Des missions initialement destinées aux Secrétaires Généraux garants de la continuité administrative sont, aujourd’hui, régulièrement confiées à des membres de cabinet aux profils politiques, dans un flou administratif parfois volontaire. Le résultat à ce niveau, est la confusion des rôles, le désordre procédural, et surtout… porte ouverte aux fautes graves de gestion.
Quand l’exécution devient compromission
Les agents d’exécution, notamment les administrateurs financiers, sont les plus exposés. Placés sous pression, ils obéissent, souvent à contrecœur, pour ne pas risquer leur carrière. Pourtant, en cas de scandale ou de contrôle, ce sont eux qui font face à la justice. Et dans la majorité des cas, l’ordre hiérarchique, à l’origine des fautes, reste dans l’ombre.
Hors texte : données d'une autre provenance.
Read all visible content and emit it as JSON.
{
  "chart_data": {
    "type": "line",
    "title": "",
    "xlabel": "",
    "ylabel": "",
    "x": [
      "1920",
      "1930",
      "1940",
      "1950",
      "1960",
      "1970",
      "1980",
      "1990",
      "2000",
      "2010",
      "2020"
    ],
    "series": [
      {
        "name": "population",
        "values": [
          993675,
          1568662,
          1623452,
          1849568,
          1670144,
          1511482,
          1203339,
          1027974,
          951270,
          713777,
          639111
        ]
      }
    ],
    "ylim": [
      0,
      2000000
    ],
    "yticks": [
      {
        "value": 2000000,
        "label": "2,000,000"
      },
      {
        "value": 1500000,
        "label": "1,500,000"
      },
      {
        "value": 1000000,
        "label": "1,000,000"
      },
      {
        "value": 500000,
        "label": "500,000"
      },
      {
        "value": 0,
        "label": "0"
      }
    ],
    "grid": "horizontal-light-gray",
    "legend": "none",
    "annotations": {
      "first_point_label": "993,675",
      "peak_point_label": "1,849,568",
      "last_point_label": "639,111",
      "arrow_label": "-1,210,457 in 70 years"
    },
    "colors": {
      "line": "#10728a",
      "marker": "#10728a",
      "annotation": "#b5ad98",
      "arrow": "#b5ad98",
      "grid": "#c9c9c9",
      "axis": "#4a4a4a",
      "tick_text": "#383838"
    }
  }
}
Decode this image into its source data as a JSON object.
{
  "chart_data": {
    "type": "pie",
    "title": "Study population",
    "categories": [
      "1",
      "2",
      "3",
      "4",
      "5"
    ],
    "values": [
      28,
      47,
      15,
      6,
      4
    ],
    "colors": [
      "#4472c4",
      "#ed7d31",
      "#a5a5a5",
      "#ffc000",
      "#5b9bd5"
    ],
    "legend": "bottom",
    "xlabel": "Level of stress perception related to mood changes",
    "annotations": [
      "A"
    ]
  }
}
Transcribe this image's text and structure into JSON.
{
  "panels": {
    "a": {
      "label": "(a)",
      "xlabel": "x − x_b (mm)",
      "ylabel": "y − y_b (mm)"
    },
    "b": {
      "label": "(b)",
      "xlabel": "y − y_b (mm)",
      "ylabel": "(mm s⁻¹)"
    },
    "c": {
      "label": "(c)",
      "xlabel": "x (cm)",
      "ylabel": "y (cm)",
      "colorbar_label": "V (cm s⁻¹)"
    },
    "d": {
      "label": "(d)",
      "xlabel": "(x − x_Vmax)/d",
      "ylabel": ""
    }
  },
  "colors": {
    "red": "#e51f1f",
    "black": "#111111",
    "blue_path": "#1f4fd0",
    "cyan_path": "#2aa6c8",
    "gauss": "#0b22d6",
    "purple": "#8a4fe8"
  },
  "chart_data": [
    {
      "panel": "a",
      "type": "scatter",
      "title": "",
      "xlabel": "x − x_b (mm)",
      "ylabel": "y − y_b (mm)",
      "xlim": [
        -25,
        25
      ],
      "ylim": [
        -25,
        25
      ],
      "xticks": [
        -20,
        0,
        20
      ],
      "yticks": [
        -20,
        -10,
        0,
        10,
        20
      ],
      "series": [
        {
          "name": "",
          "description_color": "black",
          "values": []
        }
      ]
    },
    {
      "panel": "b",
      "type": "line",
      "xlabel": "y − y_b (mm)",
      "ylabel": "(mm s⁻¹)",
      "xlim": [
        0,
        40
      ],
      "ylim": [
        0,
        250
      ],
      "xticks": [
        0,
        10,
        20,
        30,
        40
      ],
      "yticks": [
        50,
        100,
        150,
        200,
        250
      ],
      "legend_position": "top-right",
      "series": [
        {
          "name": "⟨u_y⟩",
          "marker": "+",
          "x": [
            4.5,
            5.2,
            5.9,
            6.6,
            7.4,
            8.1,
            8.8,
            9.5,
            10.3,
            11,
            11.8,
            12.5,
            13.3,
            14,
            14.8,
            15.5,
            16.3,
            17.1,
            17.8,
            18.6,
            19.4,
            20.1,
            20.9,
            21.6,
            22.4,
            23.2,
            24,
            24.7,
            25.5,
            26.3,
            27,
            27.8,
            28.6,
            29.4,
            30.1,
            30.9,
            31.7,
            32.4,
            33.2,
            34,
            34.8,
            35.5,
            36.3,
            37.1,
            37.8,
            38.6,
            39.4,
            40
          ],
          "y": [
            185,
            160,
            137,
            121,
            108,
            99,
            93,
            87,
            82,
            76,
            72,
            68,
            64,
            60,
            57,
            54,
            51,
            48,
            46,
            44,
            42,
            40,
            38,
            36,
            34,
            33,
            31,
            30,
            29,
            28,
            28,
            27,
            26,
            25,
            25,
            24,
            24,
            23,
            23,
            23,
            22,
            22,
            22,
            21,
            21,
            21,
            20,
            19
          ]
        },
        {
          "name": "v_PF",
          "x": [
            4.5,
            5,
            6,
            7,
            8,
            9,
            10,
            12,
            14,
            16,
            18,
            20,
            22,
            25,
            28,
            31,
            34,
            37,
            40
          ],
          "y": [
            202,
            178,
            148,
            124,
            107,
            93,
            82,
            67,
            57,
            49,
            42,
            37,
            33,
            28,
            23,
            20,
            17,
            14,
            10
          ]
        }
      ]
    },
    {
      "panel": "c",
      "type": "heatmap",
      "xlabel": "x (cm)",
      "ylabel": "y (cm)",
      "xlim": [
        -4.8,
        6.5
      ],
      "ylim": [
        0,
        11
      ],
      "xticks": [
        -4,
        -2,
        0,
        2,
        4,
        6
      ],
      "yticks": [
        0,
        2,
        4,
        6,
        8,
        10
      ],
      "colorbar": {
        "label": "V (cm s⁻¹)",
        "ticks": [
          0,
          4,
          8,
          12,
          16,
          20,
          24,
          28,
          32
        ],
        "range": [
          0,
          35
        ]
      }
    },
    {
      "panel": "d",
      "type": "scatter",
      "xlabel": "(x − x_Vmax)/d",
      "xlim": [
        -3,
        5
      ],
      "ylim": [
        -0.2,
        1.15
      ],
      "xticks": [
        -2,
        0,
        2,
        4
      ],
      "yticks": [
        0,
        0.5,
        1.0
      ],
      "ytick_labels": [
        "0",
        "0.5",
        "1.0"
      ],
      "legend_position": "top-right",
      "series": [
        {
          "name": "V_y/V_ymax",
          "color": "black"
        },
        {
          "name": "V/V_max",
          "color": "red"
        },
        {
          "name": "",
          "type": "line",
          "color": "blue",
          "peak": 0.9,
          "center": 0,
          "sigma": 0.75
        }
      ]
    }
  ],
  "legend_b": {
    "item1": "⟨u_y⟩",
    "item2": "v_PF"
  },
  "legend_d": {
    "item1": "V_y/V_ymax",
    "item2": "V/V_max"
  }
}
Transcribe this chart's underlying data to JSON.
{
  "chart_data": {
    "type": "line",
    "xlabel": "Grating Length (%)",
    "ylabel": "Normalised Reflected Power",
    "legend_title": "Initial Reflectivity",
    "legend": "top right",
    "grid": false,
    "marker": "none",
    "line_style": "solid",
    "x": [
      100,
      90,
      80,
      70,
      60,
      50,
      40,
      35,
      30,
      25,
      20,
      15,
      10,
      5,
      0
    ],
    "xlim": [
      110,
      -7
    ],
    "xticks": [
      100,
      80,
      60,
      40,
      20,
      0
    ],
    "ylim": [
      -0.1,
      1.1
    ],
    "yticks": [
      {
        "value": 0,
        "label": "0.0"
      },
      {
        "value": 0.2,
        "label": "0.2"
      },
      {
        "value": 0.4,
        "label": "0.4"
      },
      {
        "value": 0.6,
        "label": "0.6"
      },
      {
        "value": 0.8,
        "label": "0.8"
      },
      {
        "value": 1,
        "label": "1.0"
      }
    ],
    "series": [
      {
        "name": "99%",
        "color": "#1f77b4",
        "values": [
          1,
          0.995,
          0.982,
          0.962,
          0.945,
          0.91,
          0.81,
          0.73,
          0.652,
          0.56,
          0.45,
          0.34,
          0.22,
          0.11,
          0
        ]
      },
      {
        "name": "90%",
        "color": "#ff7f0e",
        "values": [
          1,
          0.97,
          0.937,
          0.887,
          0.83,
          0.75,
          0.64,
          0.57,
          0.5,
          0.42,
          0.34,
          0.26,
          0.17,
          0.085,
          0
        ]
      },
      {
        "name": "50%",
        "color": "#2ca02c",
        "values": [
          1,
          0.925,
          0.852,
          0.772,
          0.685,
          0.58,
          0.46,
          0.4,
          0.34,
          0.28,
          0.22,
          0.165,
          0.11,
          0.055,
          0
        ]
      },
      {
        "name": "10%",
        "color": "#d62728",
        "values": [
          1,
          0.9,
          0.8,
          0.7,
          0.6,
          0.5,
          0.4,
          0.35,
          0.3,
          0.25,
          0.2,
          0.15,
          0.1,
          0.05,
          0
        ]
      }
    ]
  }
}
Le procès retentissant autour de l’achat de l’avion présidentiel et des équipements militaires illustre tragiquement cette réalité. Plusieurs anciens hauts fonctionnaires s’y défendent, affirmant avoir agi sur instruction hiérarchique. Dans leurs dépositions et témoignages, on pourrait assimiler la bonne foi, la crainte de perdre leur poste. Mais face aux juges, l’argument ne suffit plus. La responsabilité pénale est individuelle, même dans le contexte d’instruction orale.
Une problématique d'éthique, juridique et politique
La pratique des instructions verbales soulève de graves questions : Où s’arrête la loyauté administrative et où commence la complicité ? Peut-on exiger l’exécution sans trace, et condamner sans preuve écrite ? Quel est le rôle réel de l’autorité politique dans la préservation des règles ?
Dans un État de droit, le respect des procédures n’est pas une option. Il est la garantie d’une gestion saine, traçable et transparente des ressources publiques.
Quelles solutions pour rompre le cercle vicieux ?
Pour endiguer cette pratique qui mine l’administration et expose les cadres à la justice, plusieurs mesures peuvent et doivent être envisagées notamment interdire formellement les instructions verbales ayant des incidences financières. Toute directive touchant aux finances publiques doit être consignée par écrit, signée et enregistrée. Mettre en place un registre des ordres dans chaque ministère. Il servira comme un outil de traçabilité administrative qui protège les agents et engage les donneurs d’ordre. Former les cadres à la responsabilité administrative et à l’éthique publique en renforçant leur capacité à demander des confirmations écrites sans craindre des représailles.
Renforcer le rôle des Secrétaires Généraux comme garde-fous procéduraux c'est à dire redonner à l’administration son pouvoir régulateur face aux injonctions politiques.
Créer une cellule d'alerte administrative indépendante pour recueillir les signalements anonymes d’abus hiérarchiques et instruire en amont les cas sensibles.
Gouverner, ce n’est pas ordonner dans le silence, c'est prévoir aussi.
L’administration publique ne peut pas continuer à fonctionner dans une zone grise entre ordre verbal et exécution aveugle. L’exemple du procès de l’avion présidentiel devrait faire école : il démontre à quel point les instructions non formalisées peuvent devenir des bombes judiciaires à retardement.
Sensibiliser, responsabiliser, et formaliser doivent être les piliers d’une réforme profonde. Car chaque ordre mal documenté peut un jour devenir une faute. Et chaque faute, un scandale de plus dans la longue liste de la mauvaise gouvernance au Mali.